Tent-building alone is solidly a two-person job. And while there are technically other persons in my family—Brontë, 17, and son Colden, 16—I won’t be the first person to admit that teenagers don’t always qualify as particularly helpful.
So when I consider taking a vacation these days, it’s usually a break from the single mom lifestyle that I crave most of all. Give me a day at the spa to unwind. Let me take the kids to the amusement park and we’ll call it a getaway. But camping? No thank you. It no longer seemed to offer the respite I needed.
Still, I knew in my heart that Six Flags didn’t offer the kind of quality time I wanted with my teenagers. I longed for the outdoor, sleep under the stars/reconnect with the kids/“get off the computer and back to basics” wilderness experience we had had every summer before our family of four became a family of three.
Brontë and Colden would be grown and out of the house soon and time for family vacations was beginning to run short.
So I started joking to my friends, “I will pay you to take us camping.” I was actually half-serious, but never had any takers.
Then, last summer, a friend who had just returned from an O.A.R.S. trip suggested that it might be just the thing I was looking for—an outdoor vacation in which all I had to do, essentially, was just show up.
After scrolling through the amazing photos and personal stories on the O.A.R.S. website, I found out that their camping/rafting trips were perfect for partner-less parents.
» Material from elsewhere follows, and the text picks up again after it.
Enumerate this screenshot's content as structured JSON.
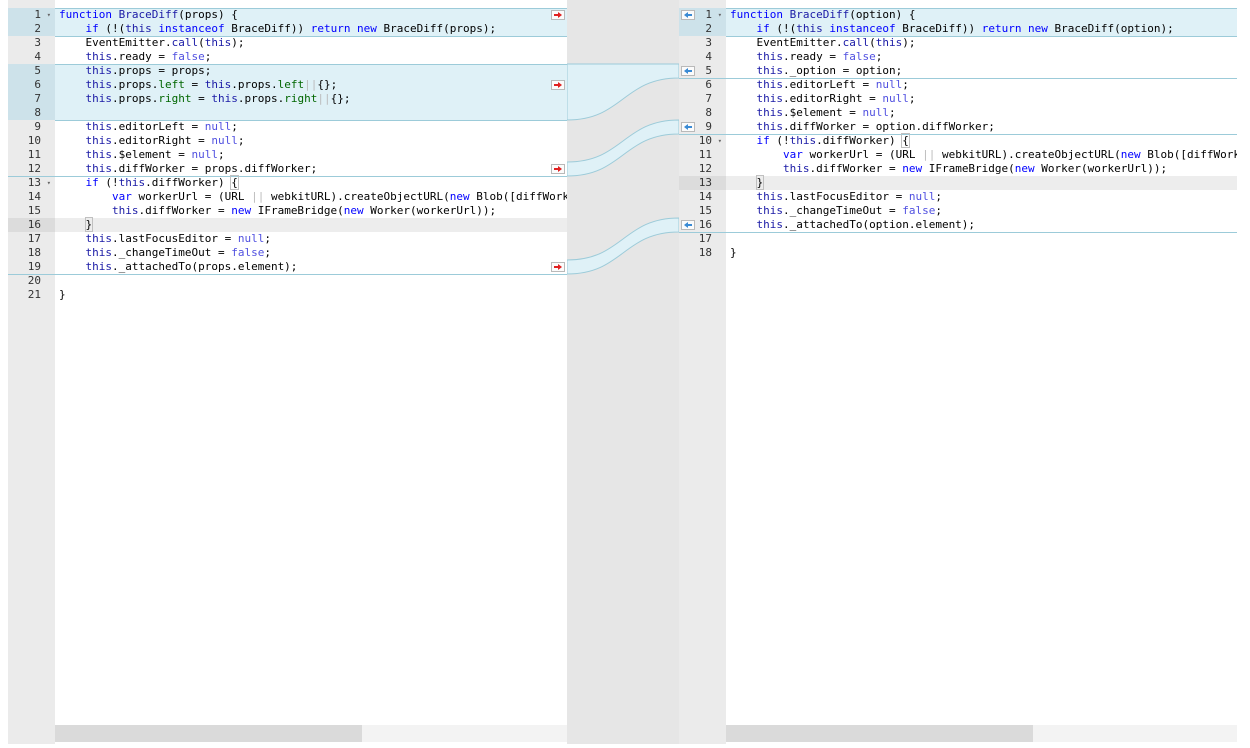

Their professional guides would take care of everything from the tents and sleeping bags to the food and beverages and even games! They even provide a little luxury item called a Paco Pad, which makes sleeping in a tent a more pleasurable experience.
It seemed too good to be true. I booked a trip immediately.
A few months later, I packed up our clothes and toothbrushes and headed to Colorado for a five-day/four-night trip on the incredibly scenic Yampa and Green Rivers.
Pretty soon I found myself in the single parenthood boat again, but this time I had company.
Turns out there were three other single parents on our trip—all with teenagers. The community we created over the course of our trip was almost familial.
On the first night, another single mom offered to help me with the tent. On the second day, a single dad offered to hang out with my kids so I could enjoy a child-free day on the river. By that night, the four of us had started an impromptu single parent support group.
Not only was I well taken care of by the guides and well supported by my fellow travelers, but Brontë and Colden were too. The other teens and the O.A.R.S. guides—who are not only the best river guides around, but also play chef, teacher, Sherpa, housekeeper, activities director and stand-up comedian—provided constant entertainment for my easily bored brood.
On top of it all, I did not cook one meal, start one fire, clean one pan or set one table for five whole days.
Aside from the five minutes it took to put up and take down our family’s tents, all I had to do was be there—to watch my daughter geek out over all the local wildlife on her critter checklist and see how the sunlight looks on my “never comes out of his bedroom” son. Heck, I didn’t even have to paddle the boat if I didn’t feel like it. Most often, I did not.
After years of keeping our family afloat by myself, it was an amazing gift to just sit back and let someone else do the work.
Our O.A.R.S. trip ended up being both the outdoor family experience I had hoped for and it was exactly the respite I needed. Being a single mom is not always easy, but an O.A.R.S. river trip always is.